It's been a great fall, but the leaves have dropped and it's “stick” season according to my neighbor. But those “sticks” don't have to be uninspiring. There are many trees that have attractive bark making them focal points in your winter landscape. Choosing a new tree based on the bark color or texture certainly should be a considered since we look at many leaf-less trees for a good six months in Vermont. Here are some choices.
Birches are beautiful trees. Certainly white and paper birch have interesting bark, but the best is the River birch. It has tan to pink peeling bark and is a hardy tree in our area. Another tough small tree is the Peking or Chinese tree lilac. This Zone 4 tree features the creamy white summer flowers of the Japanese tree lilac, but has bronze-colored, peeling bark in winter.
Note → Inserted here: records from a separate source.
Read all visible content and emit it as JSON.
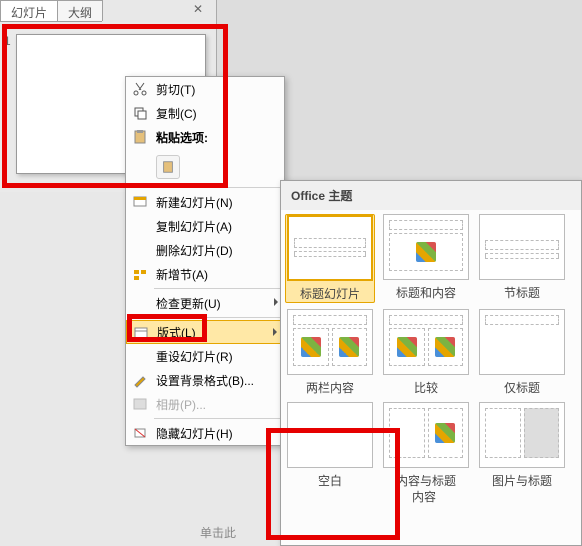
{
  "tabs": {
    "slides": "幻灯片",
    "outline": "大纲"
  },
  "slide_number": "1",
  "ctx": {
    "cut": "剪切(T)",
    "copy": "复制(C)",
    "paste_options": "粘贴选项:",
    "new_slide": "新建幻灯片(N)",
    "duplicate": "复制幻灯片(A)",
    "delete": "删除幻灯片(D)",
    "new_section": "新增节(A)",
    "check_update": "检查更新(U)",
    "layout": "版式(L)",
    "reset": "重设幻灯片(R)",
    "bg_format": "设置背景格式(B)...",
    "album": "相册(P)...",
    "hide": "隐藏幻灯片(H)"
  },
  "layout_panel": {
    "header": "Office 主题",
    "items": [
      "标题幻灯片",
      "标题和内容",
      "节标题",
      "两栏内容",
      "比较",
      "仅标题",
      "空白",
      "内容与标题",
      "图片与标题"
    ]
  },
  "bottom_hint": "单击此",
  "partial_label": "内容"
}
If you live in Zone 5 parts of the state, the options expand. One of my favorite trees is the Dawn Redwood. It looks like a redwood, but is deciduous, dropping its needles in fall like a larch tree. As it ages it has the classic red and brown-streaked bark reminiscent of the California redwoods. A small, attractive tree is the Seven Sons tree. It features clusters of fragrant white flowers in late summer and exfoliating brown bark with some green-colored inner bark in winter. The Paperbark Maple is a solid Zone 5 tree with cinnamon-colored, peeling bark that truly stands out in winter.
When selecting any tree, check the ultimate size and growth rates to be sure they'll fit in the location you want. Marginally hardy trees should be planted in a microclimate location where they're protected from the cold North and West winds and snow in winter.
Now for this week's tip: cut back on watering most foliage houseplants now. With the short days and cloudy skies, these subtropical plants only need soil that's barely moist. Too much water can cause leaf drop and root rot.